The city is drawing closer to a go-ahead for the renovation of the former municipal liquor store to a new city hall. A loan resolution with the USDA Rural Development Office was signed on September 24 of last year in order to fund the proposed project. While the USDA has recently requested the loan resolution be rescinded in order for the city to instead adopt a more applicable loan resolution security agreement, the parameters of the funding remain the same. Should the city proceed following bidding results, the loan would finance $200,000 of a proposed cost of $220,000, according to City Clerk Kathy Zacher. The loan would have a 40-year term with a 3.5 percent fixed rate. The loan would also be eligible for immediate repayment without penalty.

Updated plans and specifications for the project were reviewed and approved by USDA January 11. According to Zacher, the council has not yet reviewed the plans and specifications. USDA has authorized the project to be prepared to go to out for competitive construction bids. Should bids exceed the maximum project cost, the city retains the right to decline all bids and opt out of the USDA loan.

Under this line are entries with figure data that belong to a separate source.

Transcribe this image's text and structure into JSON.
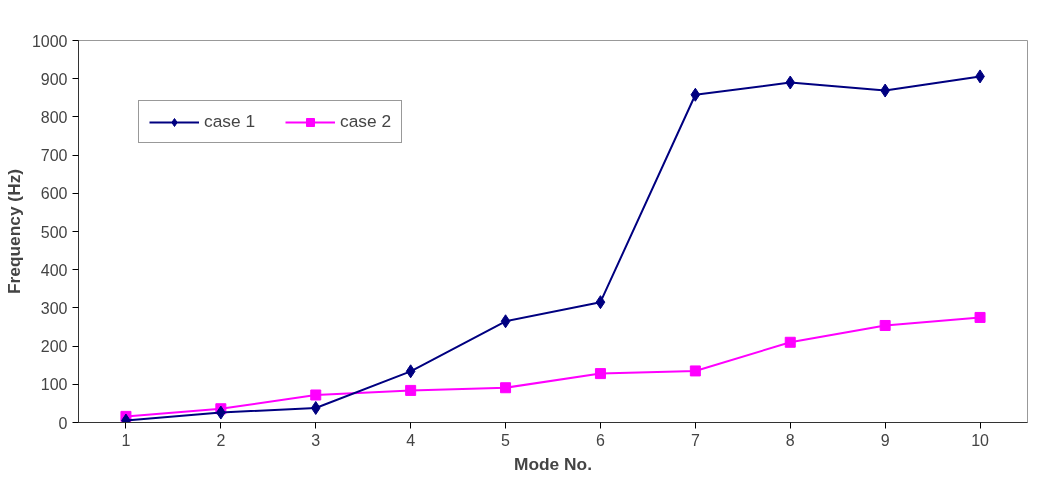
{
  "chart_data": {
    "type": "line",
    "xlabel": "Mode No.",
    "ylabel": "Frequency (Hz)",
    "categories": [
      "1",
      "2",
      "3",
      "4",
      "5",
      "6",
      "7",
      "8",
      "9",
      "10"
    ],
    "series": [
      {
        "name": "case 1",
        "color": "#000080",
        "marker": "diamond",
        "values": [
          5,
          26,
          38,
          134,
          265,
          315,
          858,
          890,
          869,
          906
        ]
      },
      {
        "name": "case 2",
        "color": "#ff00ff",
        "marker": "square",
        "values": [
          16,
          36,
          72,
          84,
          91,
          128,
          135,
          210,
          254,
          275
        ]
      }
    ],
    "ylim": [
      0,
      1000
    ],
    "yticks": [
      0,
      100,
      200,
      300,
      400,
      500,
      600,
      700,
      800,
      900,
      1000
    ],
    "grid": false,
    "legend": "top left",
    "line_style": "solid"
  }
}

The city is also moving forward with the Pine Meadows North, Phase II Utility Line Extensions, affecting the Dammen properties, as well as possible future development. A draft agreement is in place and the water and sewer upgrades have been outlined in engineering plans and specifications. Part of the work will need to be assessed.

The city engineer will review the final plans and specifications to prepare them for bid letting, as well as the assist in addressing the final assessment and easement agreement between the city and property owner John Dammen.

In other news, Meadowlark Restorations has been granted the authority to seek DNR funding for the removal of invasive species on Magelssen’s Bluff. Scott Leddy, representing Meadowlark, a non-profit organization, addressed the council. “Funding is being poured into this area due to the number of rare [plant] species,” he noted. “We’ve gotten a lot of support from the Fish & Wildlife Services. The bluff was listed as one of Minnesota’s highest quality prairies in 1992, but it’s overgrown now with vegetation.”

Photos from the late 1950s show a treeless landscape on the bluff, but it is now overrun with invasive species such as Cedar, Buckthorn, and Prickly Ash. Using the Legacy grant funding through the DNR, Meadowlark Restorations would clear the bluff of the invasive species by cutting and some treatment with the herbicide Garlon. It should be noted to local residents that the treatment with Garlon is minimal and will not involve spraying on the bluff.

The next regularly scheduled council meeting is Monday, January 28, at 6:30pm, at city hall. The public is encouraged to attend.